Als »unverantwortliche und gefährliche politische Fehlentscheidung« kritisierte das »Kurdische Zentrum für juristische Studien und Beratungen e.V.« (YASA) am Sonntag in einer Presseerklärung ein Rückübernahmeabkommen zwischen Deutschland und Syrien.
Bundesinnenminister Wolfgang Schäuble (CDU) und sein syrischer Amtskollege Bassam Abdelmajid hatten ein bilaterales Rückübernahmeabkommen bereits am 14. Juli in Berlin unterzeichnet. Dieser Vertrag regelt »im Rahmen der Gegenseitigkeit die Voraussetzungen für die Rückübernahme ausreisepflichtiger Personen aus dem Gebiet der jeweils anderen Vertragspartei«. Ebenfalls unterzeichnet wurde ein Durchführungsprotokoll, das Verfahren zur Feststellung der Staatsangehörigkeit und weitere Einzelheiten betrifft.

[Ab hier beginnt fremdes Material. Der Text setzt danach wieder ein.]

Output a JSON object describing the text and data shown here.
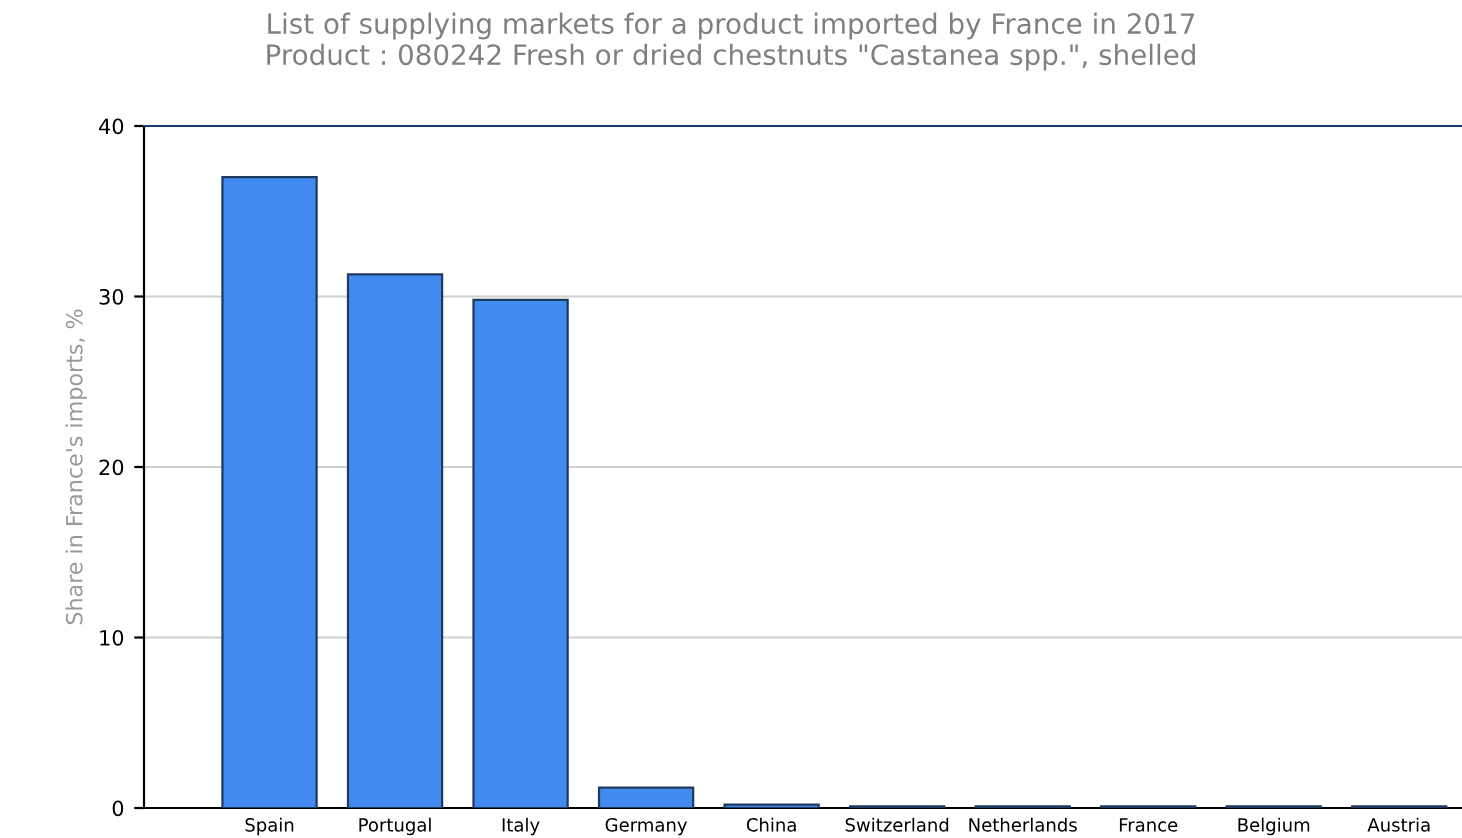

»Der schnelle Abschluß unterstreicht die konstruktive und vertrauensvolle Zusammenarbeit zwischen beiden Regierungen auf dem Gebiet der illegalen Migration«, rühmte Bundesinnenminister Schäuble, das Verhandlungsergebnis mit dem früher als »Schurkenstaat« gescholtenen Syrien nach nur einer Gesprächsrunde. »Auf dieser Grundlage wird es künftig möglich sein, nicht nur ausreisepflichtige syrische Staatsangehörige, sondern auch Drittstaatsangehörige und Staatenlose, wenn diese über einen Aufenthaltstitel oder ein Visum der syrischen Seite verfügen oder unmittelbar aus dem Hoheitsgebiet der anderen Vertragspartei rechtswidrig eingereist sind, dorthin zurückzuführen.«
Gerade diese Möglichkeit der Abschiebung Staatenloser wird von YASA als »besonders prekär« eingestuft. »Hiervon ist insbesondere die kurdische Minderheit betroffen, die in Syrien seit Jahrzehnten extremer staatlicher Repression ausgesetzt ist«, so der Verein. In Folge einer Sondervolkszählung im Jahre 1962 sei 150000 Kurden die Staatsbürgerschaft entzogen worden. Diese Gruppe, der staatsbürgerliche und politische Rechte wie beispielsweise das Wahlrecht, das Recht auf Erwerb von Land und Immobilien oder das Recht auf staatliche Anstellung vorenthalten würden, umfasse nach Schätzungen von Menschenrechtsgruppen heute etwa 300000 Personen.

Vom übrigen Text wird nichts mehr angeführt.